After she changed back into her clothes, she and Jackie went out to the mowed grass behind the house, and the boys explained soccer. They put Jackie and Raven on a team with Huck against Reece and Chris. It didn’t work so well because there were supposed to be more people on each team and they had no goalies. Rav
en liked it, but she couldn’t get the ball away from the boys. Jackie also rarely got it, but when he did, he’d pass the ball to her.
After soccer, the boys taught Raven how to play softball. In the second inning, when Raven was in the outfield, Baby flew down to her shoulder and begged for food. The boys gathered round and took turns feeding her peanuts. They said Baby was “cool” and “awesome.” Huck and Chris started calling Raven “Bird Girl,” same as Reece. Raven liked the attention, even if it made Baby nervous.
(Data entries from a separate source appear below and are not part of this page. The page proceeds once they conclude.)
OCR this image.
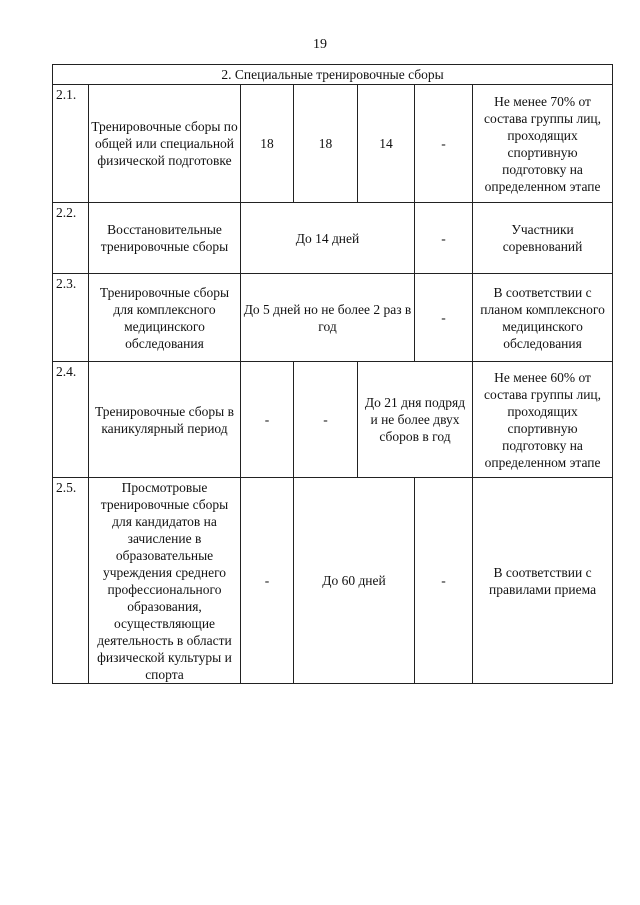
19
2. Специальные тренировочные сборы						
2.1.	Тренировочные сборы по общей или специальной физической подготовке	18	18	14	-	Не менее 70% от состава группы лиц, проходящих спортивную подготовку на определенном этапе
2.2.	Восстановительные тренировочные сборы	До 14 дней			-	Участники соревнований
2.3.	Тренировочные сборы для комплексного медицинского обследования	До 5 дней но не более 2 раз в год			-	В соответствии с планом комплексного медицинского обследования
2.4.	Тренировочные сборы в каникулярный период	-	-	До 21 дня подряд и не более двух сборов в год		Не менее 60% от состава группы лиц, проходящих спортивную подготовку на определенном этапе
2.5.	Просмотровые тренировочные сборы для кандидатов на зачисление в образовательные учреждения среднего профессионального образования, осуществляющие деятельность в области физической культуры и спорта	-	До 60 дней		-	В соответствии с правилами приема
Ms. Taft had everyone come inside for dinner. Raven was having so much fun listening to the boys joke and tease she didn’t notice the day—the best of her whole life—was ending.
After dessert, Jackie took Raven into the living room. He said, “Reece and Chris are sleeping over, and my mom says you can, too.”
“Sleeping over?” Raven said.
Jackie was used to her not knowing things. He never looked surprised now.
“It just means you stay overnight. Like a long playdate.”
Playdate. Raven remembered Aunt Sondra had said Raven should have playdates.
“It’s really fun,” he said. “We play games and watch a movie and stay up late.”
Ms. Taft approached. “Would you like to sleep over?” she asked.
“I want to . . . ,” Raven said. She couldn’t remember ever wanting anything so much. But Mama would be upset if she didn’t come home.
“Let’s go ask your mother,” Ms. Taft said. “I’ll drive you over.” She had car keys in her hand.
Raven couldn’t let her talk to her mother. The alarms would go off, and Mama would get upset and probably mad when she found out Raven had gone to Jackie’s house.
Ms. Taft saw Raven’s worry. “I can’t let you stay unless I ask your mother,” she said. “I think I should meet her. She should know where you’ve been all day.”
“I have to go home,” Raven said.
“Okay. I’ll drive you,” she said.
“I’ll walk,” Raven said.
Jackie, Huck, Reece, and Chris stared at her.
“It’s getting dark out,” Ms. Taft said. “There’s no way I can let you walk that far alone.”
There’s no way I can let you. That scared Raven. She looked at Jackie. She was afraid she would never see him again if she did what she had to.